Below we shall outline some of the measures taken by the RBZ and their corresponding effects for the ordinary man and woman.

Positives

The Establishment of an Interbank Forex Market
·      This means that it is no longer illegal to trade foreign currency and you won’t be facing 10 years in jail for it. You may simply visit your local bank and purchase the forex you need with your RTGS balance at the prevailing free market rate for the day. However, this is subject to you proving why you need the forex to the RBZ. We are likely to see the parallel market rates fall slightly due to this de-criminalization of the forex trade.

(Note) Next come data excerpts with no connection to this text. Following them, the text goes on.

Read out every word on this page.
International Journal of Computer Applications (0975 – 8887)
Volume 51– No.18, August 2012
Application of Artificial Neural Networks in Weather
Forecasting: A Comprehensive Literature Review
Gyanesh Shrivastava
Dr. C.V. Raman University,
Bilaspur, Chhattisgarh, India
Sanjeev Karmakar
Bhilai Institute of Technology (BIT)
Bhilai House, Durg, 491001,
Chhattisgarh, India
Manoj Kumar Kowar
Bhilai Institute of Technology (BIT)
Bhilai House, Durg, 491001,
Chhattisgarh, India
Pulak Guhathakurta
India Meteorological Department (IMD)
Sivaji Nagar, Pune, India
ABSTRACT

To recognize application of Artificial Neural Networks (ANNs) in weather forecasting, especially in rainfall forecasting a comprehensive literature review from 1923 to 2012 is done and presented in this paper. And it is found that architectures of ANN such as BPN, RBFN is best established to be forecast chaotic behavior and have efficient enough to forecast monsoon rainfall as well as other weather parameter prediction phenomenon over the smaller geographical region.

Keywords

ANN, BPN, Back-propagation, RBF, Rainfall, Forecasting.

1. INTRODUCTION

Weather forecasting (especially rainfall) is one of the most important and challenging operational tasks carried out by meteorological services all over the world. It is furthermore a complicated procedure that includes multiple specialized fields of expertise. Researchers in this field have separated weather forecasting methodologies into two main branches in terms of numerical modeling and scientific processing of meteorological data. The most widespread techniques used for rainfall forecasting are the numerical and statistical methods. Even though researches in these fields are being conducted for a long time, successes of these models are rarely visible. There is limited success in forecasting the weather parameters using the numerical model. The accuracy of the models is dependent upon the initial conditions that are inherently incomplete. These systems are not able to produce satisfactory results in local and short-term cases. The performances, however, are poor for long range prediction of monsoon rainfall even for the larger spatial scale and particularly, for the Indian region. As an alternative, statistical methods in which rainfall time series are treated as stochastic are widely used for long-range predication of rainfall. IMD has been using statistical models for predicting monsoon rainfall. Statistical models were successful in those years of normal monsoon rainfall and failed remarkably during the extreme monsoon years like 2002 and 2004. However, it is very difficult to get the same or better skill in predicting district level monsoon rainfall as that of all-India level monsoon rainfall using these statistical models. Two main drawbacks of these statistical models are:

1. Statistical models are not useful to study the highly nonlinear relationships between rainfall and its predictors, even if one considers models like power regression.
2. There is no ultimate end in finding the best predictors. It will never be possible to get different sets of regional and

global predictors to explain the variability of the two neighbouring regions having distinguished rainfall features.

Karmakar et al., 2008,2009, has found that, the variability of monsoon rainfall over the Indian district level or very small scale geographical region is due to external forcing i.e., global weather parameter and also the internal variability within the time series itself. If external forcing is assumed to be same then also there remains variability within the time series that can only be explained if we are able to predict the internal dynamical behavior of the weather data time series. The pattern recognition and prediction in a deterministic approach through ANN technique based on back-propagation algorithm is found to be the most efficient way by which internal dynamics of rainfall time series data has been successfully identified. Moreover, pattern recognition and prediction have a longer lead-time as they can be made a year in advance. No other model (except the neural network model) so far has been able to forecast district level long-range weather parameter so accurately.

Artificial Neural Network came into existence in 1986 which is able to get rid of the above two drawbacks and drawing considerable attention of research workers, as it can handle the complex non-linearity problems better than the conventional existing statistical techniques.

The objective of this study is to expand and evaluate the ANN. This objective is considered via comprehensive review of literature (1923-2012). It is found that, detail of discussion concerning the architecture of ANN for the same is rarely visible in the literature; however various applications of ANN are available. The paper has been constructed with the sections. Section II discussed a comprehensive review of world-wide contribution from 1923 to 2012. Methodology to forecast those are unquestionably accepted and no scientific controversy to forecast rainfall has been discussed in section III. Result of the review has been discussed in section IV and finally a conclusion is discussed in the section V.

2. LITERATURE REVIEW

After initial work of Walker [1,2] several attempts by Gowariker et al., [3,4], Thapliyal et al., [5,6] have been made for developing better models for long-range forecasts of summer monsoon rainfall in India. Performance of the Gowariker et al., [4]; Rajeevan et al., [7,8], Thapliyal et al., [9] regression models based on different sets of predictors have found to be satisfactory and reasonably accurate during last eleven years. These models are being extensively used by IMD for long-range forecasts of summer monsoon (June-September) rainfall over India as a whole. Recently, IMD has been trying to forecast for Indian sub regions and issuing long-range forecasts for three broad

Local Nostro accounts now allow for Interbank Transfers
·      You may make and receive local transfers to other banks from your Nostro FCA account, just like what we already do the RTGS platform.

Negatives

RTGS is now a currency that trades against the USD.
·      Since RTGS balances are no longer USD (1:1 is no more), the value of RTGS balances has officially  depreciated by over 70%. If you deposited $1000 USD cash in the bank in 2016, it is now officially worth about $285 USD.

Fuel is still under the forex allocation system
·      Fuel queues are set to persist because the fuel market is still yet to be liberalised. Just like before the fuel price increase, it is still cheaper to buy fuel in bond/RTGS than in USD. Government is therefore still subsidising our fuel and this is unsustainable.

Exporters still under forex retention scheme
·      Exporters still have to surrender some of their forex earning to the Central bank (Tobacco farmers may only retain 30% of their forex proceeds while the remainder will be paid via RTGS). We are not sure whether this amount will be paid at the prevailing market rates or at a rate set by the RBZ. This may lead to reduced profitability for exporters such as miners and tobacco farmers.

The Central Bank has reneged on its 1:1 promise
·      It is going to be difficult to convince you to deposit your USD in the banks because public confidence has been eroded in the RBZ since it promised people that bond notes were equal to 1:1 in 2016. RBZ Governor Dr. John Magudya and Finance Minister Prof. Mthuli Ncube even claimed that Afreximbank had guaranteed this yet now they have made a U-turn and said that the Bond note is no longer equal to the USD. Trust is an important factor in banking and the RBZ has broken that trust one too many times.

The RBZ has the power to generate RTGS balances
·      The value of the RTGS can fall anytime because the RBZ can “print” RTGS whenever it feels like it thus causing inflation. It is advisable to treat RTGS with caution in the meantime and minimise your holdings of it if possible. You are (hopefully) safer with Nostro FCA money for now.

Conclusion: While the issue of legalising and liberalising forex trading is commendable, questions have been raised as to whether this will truly arrest our economic woes as there are still some significant barriers in place as set out above. Unlike the period of 2009-2016 where the RBZ had no ability to print money, these RTGS balances must be handled with caution because the Central Bank has the unfettered power to depreciate or appreciate them whenever they so wish.